Certes le président algérien, élu avec des scores qui frôlent le ridicule, n’aura pas su se débarrasser de la corruption, ni des généraux qui gardent une main de fer sur l’économie et la politique. Mais Bouteflika sera tout de même celui qui aura réussi à pacifier le pays et à l’ouvrir un peu à l’économie de marché, ce qui a déjà permis aux Algériens de rompre avec les pénuries qu’ils connaissaient depuis des années.
J’ai traversé l’Algérie d’Est en Ouest cet été. C’est un magnifique pays et sur les 1400 km que j’ai parcourus, il y a des centaines d’histoires qui sont sorties de partout. Comme celle de ce plombier qui raconte qu’un matin, il n’a pas retrouvé son jeune frère dans son lit. Avec quelques amis du village, il avait secrètement tout vendu pour acheter un petit bateau à moteur et rejoindre l’Espagne. Lui et ses compagnons étaient parvenus à rejoindre la côte espagnole mais avaient été aussitôt expulsés vers leur village, où ils étaient revenus la tête basse. Ils ont eu plus de chance que les dizaines de Harragas qui se sont échoués sur les côtes cet été.

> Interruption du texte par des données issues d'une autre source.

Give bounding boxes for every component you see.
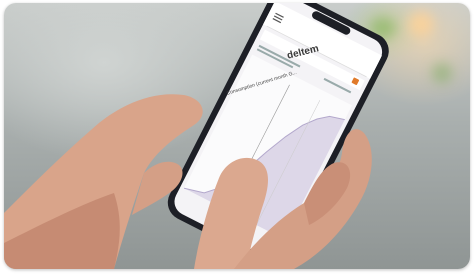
photo-background: deltem Consumption (current month G... [4,3,470,269]
photo-scene [4,3,389,269]
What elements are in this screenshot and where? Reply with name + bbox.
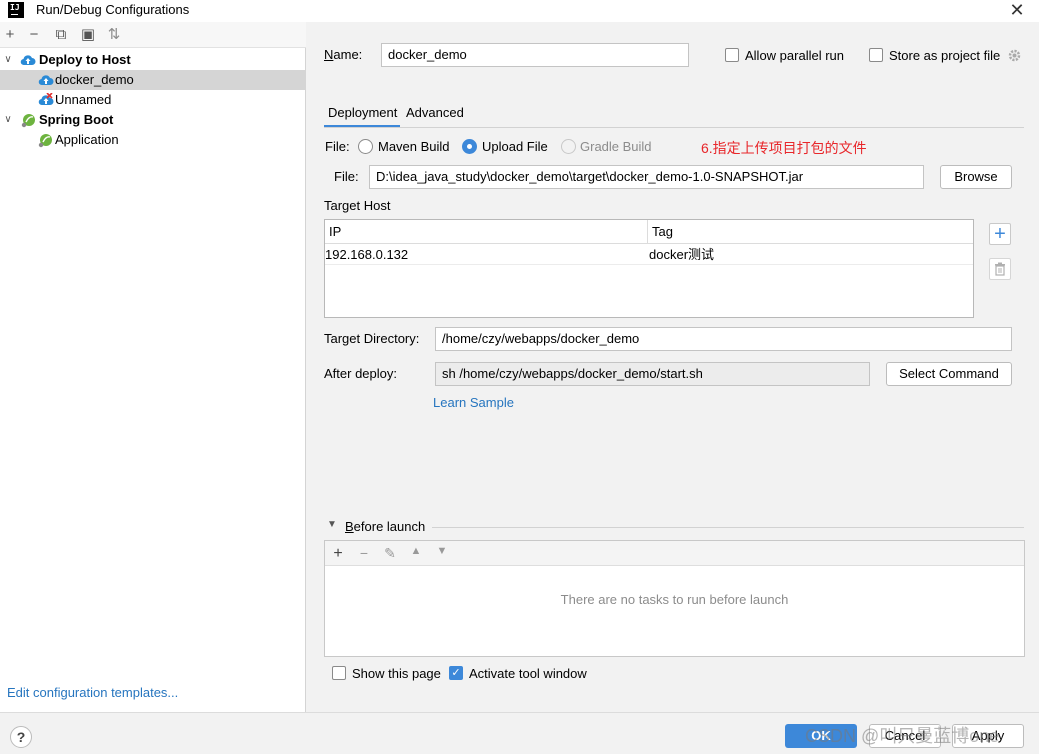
delete-host-button[interactable] [989,258,1011,280]
cell-ip: 192.168.0.132 [325,247,409,262]
collapse-triangle-icon[interactable]: ▼ [327,519,337,530]
annotation-text: 6.指定上传项目打包的文件 [701,140,867,156]
maven-build-radio[interactable] [358,139,373,154]
target-host-label: Target Host [324,198,391,213]
target-directory-label: Target Directory: [324,331,420,346]
store-project-checkbox[interactable] [869,48,883,62]
select-command-button[interactable]: Select Command [886,362,1012,386]
cloud-upload-error-icon [38,93,54,106]
tree-item-deploy-to-host[interactable]: ∨ Deploy to Host [0,50,306,70]
tree-item-application[interactable]: Application [0,130,306,150]
before-launch-toolbar [325,541,1024,566]
cell-tag: docker测试 [649,247,715,262]
tree-label: Spring Boot [39,112,114,127]
sort-icon[interactable]: ⇅ [106,26,122,44]
name-label: Name: [324,47,363,62]
name-input[interactable]: docker_demo [381,43,689,67]
add-task-icon[interactable]: + [330,545,346,563]
after-deploy-label: After deploy: [324,366,397,381]
tree-label: Application [55,132,119,147]
tab-advanced[interactable]: Advanced [406,105,464,120]
folder-icon[interactable]: ▣ [80,26,96,44]
gradle-build-radio [561,139,576,154]
tree-item-unnamed[interactable]: Unnamed [0,90,306,110]
spring-boot-icon [21,114,35,128]
empty-tasks-text: There are no tasks to run before launch [560,592,789,607]
add-icon[interactable]: + [2,26,18,44]
tree-item-docker-demo[interactable]: docker_demo [0,70,306,90]
sidebar-toolbar [0,22,306,48]
activate-tool-checkbox[interactable]: ✓ [449,666,463,680]
tree-item-spring-boot[interactable]: ∨ Spring Boot [0,110,306,130]
remove-task-icon[interactable]: − [356,545,372,561]
upload-file-radio[interactable] [462,139,477,154]
tab-deployment[interactable]: Deployment [324,105,400,128]
store-project-label[interactable]: Store as project file [889,48,1000,63]
file-path-label: File: [334,169,359,184]
cloud-upload-icon [20,55,36,66]
help-icon[interactable]: ? [10,726,32,748]
browse-button[interactable]: Browse [940,165,1012,189]
watermark: CSDN @叫只曼蓝博one [805,726,1000,746]
chevron-down-icon[interactable]: ∨ [3,110,13,130]
edit-templates-link[interactable]: Edit configuration templates... [7,685,178,700]
column-header-ip[interactable]: IP [325,220,648,244]
maven-build-label[interactable]: Maven Build [378,139,450,154]
column-header-tag[interactable]: Tag [648,220,973,244]
upload-file-label[interactable]: Upload File [482,139,548,154]
section-divider [432,527,1024,528]
cloud-upload-icon [38,75,54,86]
move-up-icon[interactable]: ▲ [408,545,424,557]
file-mode-label: File: [325,139,350,154]
file-path-input[interactable]: D:\idea_java_study\docker_demo\target\do… [369,165,924,189]
show-page-label[interactable]: Show this page [352,666,441,681]
add-host-button[interactable]: + [989,223,1011,245]
gear-icon[interactable] [1007,48,1022,63]
tab-divider [324,127,1024,128]
allow-parallel-label[interactable]: Allow parallel run [745,48,844,63]
table-row[interactable]: 192.168.0.132 docker测试 [325,245,973,265]
chevron-down-icon[interactable]: ∨ [3,50,13,70]
before-launch-label: Before launch [345,519,426,534]
activate-tool-label[interactable]: Activate tool window [469,666,587,681]
gradle-build-label: Gradle Build [580,139,652,154]
allow-parallel-checkbox[interactable] [725,48,739,62]
target-directory-input[interactable]: /home/czy/webapps/docker_demo [435,327,1012,351]
spring-boot-icon [38,134,52,148]
tree-label: docker_demo [55,72,134,87]
tab-label: Deployment [328,105,398,120]
intellij-logo-icon: IJ [8,2,24,18]
copy-icon[interactable]: ⧉ [53,26,69,44]
close-icon[interactable]: ✕ [1008,0,1026,20]
after-deploy-input[interactable]: sh /home/czy/webapps/docker_demo/start.s… [435,362,870,386]
learn-sample-link[interactable]: Learn Sample [433,395,514,410]
remove-icon[interactable]: − [26,26,42,44]
tree-label: Unnamed [55,92,112,107]
window-title: Run/Debug Configurations [36,2,190,17]
tree-label: Deploy to Host [39,52,131,67]
edit-task-icon[interactable]: ✎ [382,545,398,562]
show-page-checkbox[interactable] [332,666,346,680]
trash-icon [995,262,1005,276]
move-down-icon[interactable]: ▼ [434,545,450,557]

Il y a aussi le récit de cet ingénieur qui a quitté son emploi public en 2000 pour se lancer avec un associé dans un programme immobilier d’une vingtaine d’appartements. Pensant profiter de la modernité promise par Bouteflika, il avait prévu de boucler ce programme en deux ans, mais avec les lenteurs de l’administration algérienne, il n’avait toujours pas terminé son projet en 2007.
Et puis cet enseignant à la retraite d’une petite ville de la banlieue d’Alger, qui n’avait même pas les moyens de s’installer une citerne sur son toit et qui allait tous les jours remplir des bidons d’eau à la pompe à essence. Il était cinquième sur la liste d’un petit parti aux municipales et en raison d’une stricte égalité avec la liste du maire sortant, il a été propulsé premier citoyen de la ville au bénéfice de l’âge. Il collectionnerait aujourd’hui les voitures et les appartements.

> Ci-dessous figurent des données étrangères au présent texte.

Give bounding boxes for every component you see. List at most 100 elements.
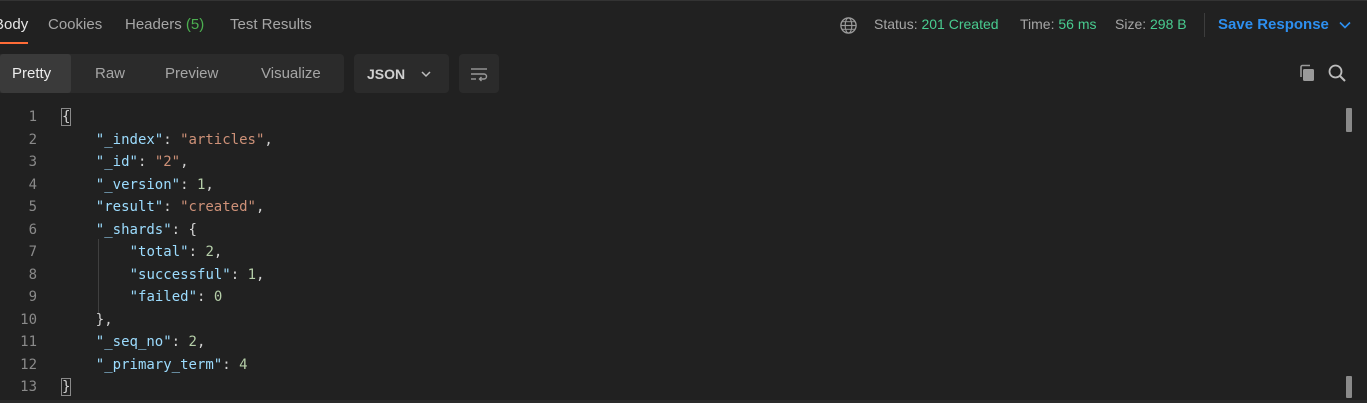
vertical-scrollbar[interactable]	[1346, 104, 1354, 403]
divider	[1204, 13, 1205, 37]
json-key: "_shards"	[95, 221, 172, 238]
json-punctuation: :	[180, 176, 197, 193]
json-punctuation: :	[171, 334, 189, 350]
copy-icon[interactable]	[1297, 63, 1317, 83]
json-punctuation: }	[60, 378, 72, 396]
code-line: 1{	[0, 106, 1340, 128]
line-number: 3	[28, 154, 37, 170]
line-number: 7	[28, 244, 37, 260]
status-value: 201 Created	[921, 16, 999, 32]
tab-cookies[interactable]: Cookies	[48, 16, 102, 33]
code-line: 9 "failed": 0	[0, 286, 1340, 308]
chevron-down-icon	[421, 71, 431, 78]
code-text: "_shards": {	[96, 219, 197, 241]
json-punctuation: ,	[255, 199, 265, 215]
scrollbar-thumb[interactable]	[1346, 108, 1352, 132]
json-punctuation: :	[230, 266, 248, 283]
time-value: 56 ms	[1058, 16, 1097, 32]
json-key: "_id"	[95, 154, 138, 170]
json-string: "created"	[180, 199, 256, 215]
code-line: 4 "_version": 1,	[0, 174, 1340, 196]
code-text: "failed": 0	[130, 286, 223, 308]
size-indicator[interactable]: Size: 298 B	[1115, 16, 1187, 32]
json-punctuation: ,	[213, 244, 223, 260]
code-text: "result": "created",	[96, 196, 265, 218]
mode-preview[interactable]: Preview	[165, 54, 218, 93]
code-line: 6 "_shards": {	[0, 219, 1340, 241]
headers-count-badge: (5)	[185, 16, 205, 33]
code-line: 12 "_primary_term": 4	[0, 354, 1340, 376]
json-punctuation: {	[60, 108, 72, 126]
line-number: 10	[20, 311, 37, 328]
json-punctuation: ,	[180, 154, 189, 170]
response-body-editor[interactable]: 1{2 "_index": "articles", 3 "_id": "2", 4 "_v…	[0, 104, 1340, 403]
code-text: "total": 2,	[130, 241, 223, 263]
code-text: "_id": "2",	[96, 151, 189, 173]
line-number: 2	[28, 131, 37, 148]
mode-visualize[interactable]: Visualize	[261, 54, 321, 93]
code-text: }	[60, 376, 72, 398]
json-key: "_index"	[95, 131, 164, 148]
json-punctuation: : {	[171, 221, 197, 238]
format-select[interactable]: JSON	[354, 54, 449, 93]
line-number: 9	[28, 289, 37, 305]
json-number: 4	[239, 356, 248, 373]
json-punctuation: :	[163, 199, 181, 215]
word-wrap-button[interactable]	[459, 54, 499, 93]
code-line: 5 "result": "created",	[0, 196, 1340, 218]
tab-headers[interactable]: Headers (5)	[125, 16, 204, 33]
line-number: 6	[28, 221, 37, 238]
code-text: "_index": "articles",	[96, 129, 273, 151]
globe-icon[interactable]	[839, 16, 858, 35]
mode-raw[interactable]: Raw	[95, 54, 125, 93]
json-key: "failed"	[129, 289, 198, 305]
line-number: 13	[20, 379, 37, 395]
status-label: Status:	[874, 16, 918, 32]
line-number: 1	[28, 109, 37, 125]
json-number: 2	[188, 334, 197, 350]
mode-pretty[interactable]: Pretty	[0, 54, 71, 93]
code-line: 11 "_seq_no": 2,	[0, 331, 1340, 353]
json-number: 1	[247, 266, 257, 283]
json-key: "_seq_no"	[95, 334, 172, 350]
word-wrap-icon	[471, 68, 488, 82]
line-number: 5	[28, 199, 37, 215]
tab-test-results[interactable]: Test Results	[230, 16, 312, 33]
time-label: Time:	[1020, 16, 1055, 32]
code-line: 3 "_id": "2",	[0, 151, 1340, 173]
response-tabs-bar: Body Cookies Headers (5) Test Results St…	[0, 0, 1367, 48]
code-line: 2 "_index": "articles",	[0, 129, 1340, 151]
code-line: 8 "successful": 1,	[0, 264, 1340, 286]
time-indicator[interactable]: Time: 56 ms	[1020, 16, 1097, 32]
json-key: "result"	[95, 199, 164, 215]
json-punctuation: :	[163, 131, 181, 148]
save-response-button[interactable]: Save Response	[1218, 16, 1329, 33]
json-punctuation: },	[95, 311, 113, 328]
view-mode-switcher: Pretty Raw Preview Visualize	[0, 54, 344, 93]
tab-body[interactable]: Body	[0, 16, 28, 33]
search-icon[interactable]	[1327, 63, 1347, 83]
json-punctuation: ,	[196, 334, 206, 350]
status-indicator[interactable]: Status: 201 Created	[874, 16, 999, 32]
json-punctuation: ,	[264, 131, 273, 148]
code-text: "_seq_no": 2,	[96, 331, 206, 353]
code-line: 7 "total": 2,	[0, 241, 1340, 263]
line-number: 12	[20, 356, 37, 373]
size-value: 298 B	[1150, 16, 1187, 32]
json-punctuation: :	[137, 154, 155, 170]
code-text: },	[96, 309, 113, 331]
line-number: 8	[28, 266, 37, 283]
code-line: 10},	[0, 309, 1340, 331]
active-tab-indicator	[0, 42, 28, 44]
json-key: "_version"	[95, 176, 181, 193]
json-key: "total"	[129, 244, 189, 260]
json-number: 2	[205, 244, 214, 260]
format-value: JSON	[367, 66, 406, 82]
size-label: Size:	[1115, 16, 1147, 32]
code-text: "_primary_term": 4	[96, 354, 248, 376]
code-text: "_version": 1,	[96, 174, 214, 196]
code-text: {	[60, 106, 72, 128]
chevron-down-icon[interactable]	[1338, 18, 1352, 32]
tab-headers-label: Headers	[125, 16, 182, 33]
json-punctuation: :	[222, 356, 240, 373]
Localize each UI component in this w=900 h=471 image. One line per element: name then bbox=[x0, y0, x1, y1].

Les journaux ne cessent de mettre en « une » les affaires de corruption mais rien n’y fait. Les journalistes prennent aussi un malin plaisir à dénoncer l’inactivité de l’Etat algérien qui laisse sa jeunesse tenir les murs et fantasmer sur l’Europe en regardant la parabole (70% de la population a moins de 25 ans). Cela sonne comme une insulte, pourtant, l’Algérie est le pays le plus démocratique du Maghreb. Mais c’est aussi le plus en retard. En retard dans ses infrastructures, son réseau de transport, son économie, son agriculture…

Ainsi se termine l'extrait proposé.